This article originally appeared in the Culture section of Bloomberg News on September 22, 2006.
Sept. 22 (Bloomberg) — Four dancers stride across the stage, seeming oblivious to one another. Two collide violently, triggering entanglements and wild cantileverings that identify them as lovers one moment, enemies the next.
This is the opening of Elisa Monte’s new “Hardwood,” set to high-voltage, often haunting music by John King. The piece is featured in the 25th-anniversary program of Elisa Monte Dance, at the Joyce Theater through Sunday.
Monte is remembered for her fierce-spirited dancing as a principal with Martha Graham. She put herself on the map as a choreographer in 1979 with “Treading,” a postmodern duet with a sensual undercurrent to a mesmerizing score by Steve Reich.
Today, her dances are in the repertories of well-known modern dance and classical companies, from the Alvin Ailey American Dance Theater to the San Francisco Ballet.
Monte’s work is notable for coupling high energy with frank sensuality and for its humanist themes. Often her dances hint at primordial impulses and tribal ritual.
Her performers — physically diverse, united in spirit — constitute a tribe of their own. It’s characterized by grace, daring and an almost palpable camaraderie.
Elisa Monte Dance is at the Joyce Theater, 175 Eighth Ave. at 19th Street, tonight through Sunday. Tickets: (1)(212) 242-0800. Information: http://www.elisamontedance.org.
Fusion Choreographer
Call the Japanese-born, former Paul Taylor dancer Takehiro Ueyama a fusion choreographer.
He melds movement, music and themes derived from his roots in both East and West. Tonight through Sunday, his 3-year-old Take Dance Company will be at the Ailey Citigroup Theater showing how he does that without looking artsy.
In his new “One,” the Eastern elements are used as if they were natural occurrences, not highly wrought artifice. The Western ones energize the material, giving it a daring athletic quality and a visceral impact.

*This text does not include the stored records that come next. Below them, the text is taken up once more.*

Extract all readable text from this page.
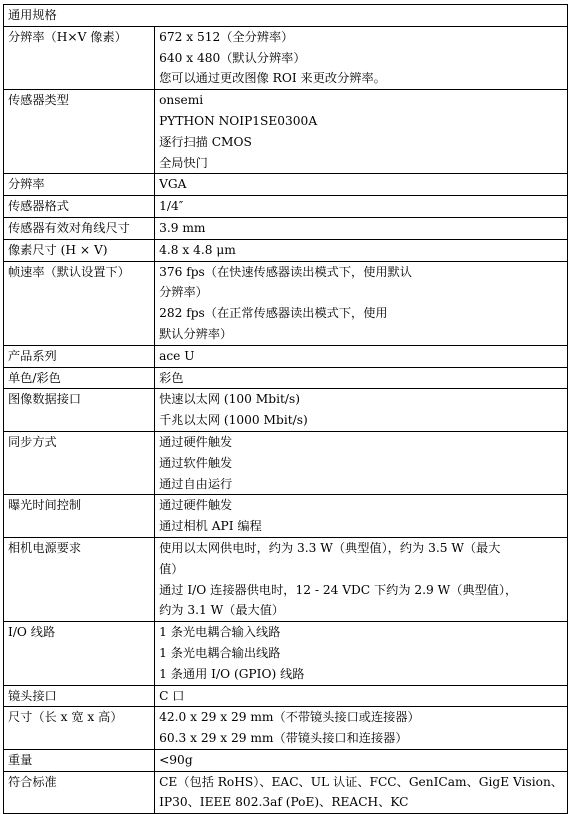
通用规格	
分辨率（H×V 像素）	672 x 512（全分辨率）
640 x 480（默认分辨率）
您可以通过更改图像 ROI 来更改分辨率。

传感器类型	onsemi
PYTHON NOIP1SE0300A
逐行扫描 CMOS
全局快门

分辨率	VGA

传感器格式	1/4″

传感器有效对角线尺寸	3.9 mm

像素尺寸 (H × V)	4.8 x 4.8 μm

帧速率（默认设置下）	376 fps（在快速传感器读出模式下，使用默认
分辨率）
282 fps（在正常传感器读出模式下，使用
默认分辨率）

产品系列	ace U

单色/彩色	彩色

图像数据接口	快速以太网 (100 Mbit/s)
千兆以太网 (1000 Mbit/s)

同步方式	通过硬件触发
通过软件触发
通过自由运行

曝光时间控制	通过硬件触发
通过相机 API 编程

相机电源要求	使用以太网供电时，约为 3.3 W（典型值），约为 3.5 W（最大
值）
通过 I/O 连接器供电时，12 - 24 VDC 下约为 2.9 W（典型值），
约为 3.1 W（最大值）

I/O 线路	1 条光电耦合输入线路
1 条光电耦合输出线路
1 条通用 I/O (GPIO) 线路

镜头接口	C 口

尺寸（长 x 宽 x 高）	42.0 x 29 x 29 mm（不带镜头接口或连接器）
60.3 x 29 x 29 mm（带镜头接口和连接器）

重量	<90g

符合标准	CE（包括 RoHS）、EAC、UL 认证、FCC、GenICam、GigE Vision、
IP30、IEEE 802.3af (PoE)、REACH、KC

Ueyama’s at his most inventive with the ever-shifting pattern of the figures on stage. Any given moment offers a picture that’s exquisitely balanced yet often surprising.
He’s adept, too, at devising forceful, fluid movement. Happily, it’s not too derivative of Taylor.
True, he can’t resist borrowing the doom-charged herded- animals image from the master’s “Esplanade.” He also co-opts the buoyant loping run with turning head and slashing arms from “Aureole” — which Taylor cheerfully confesses he stole from Martha Graham.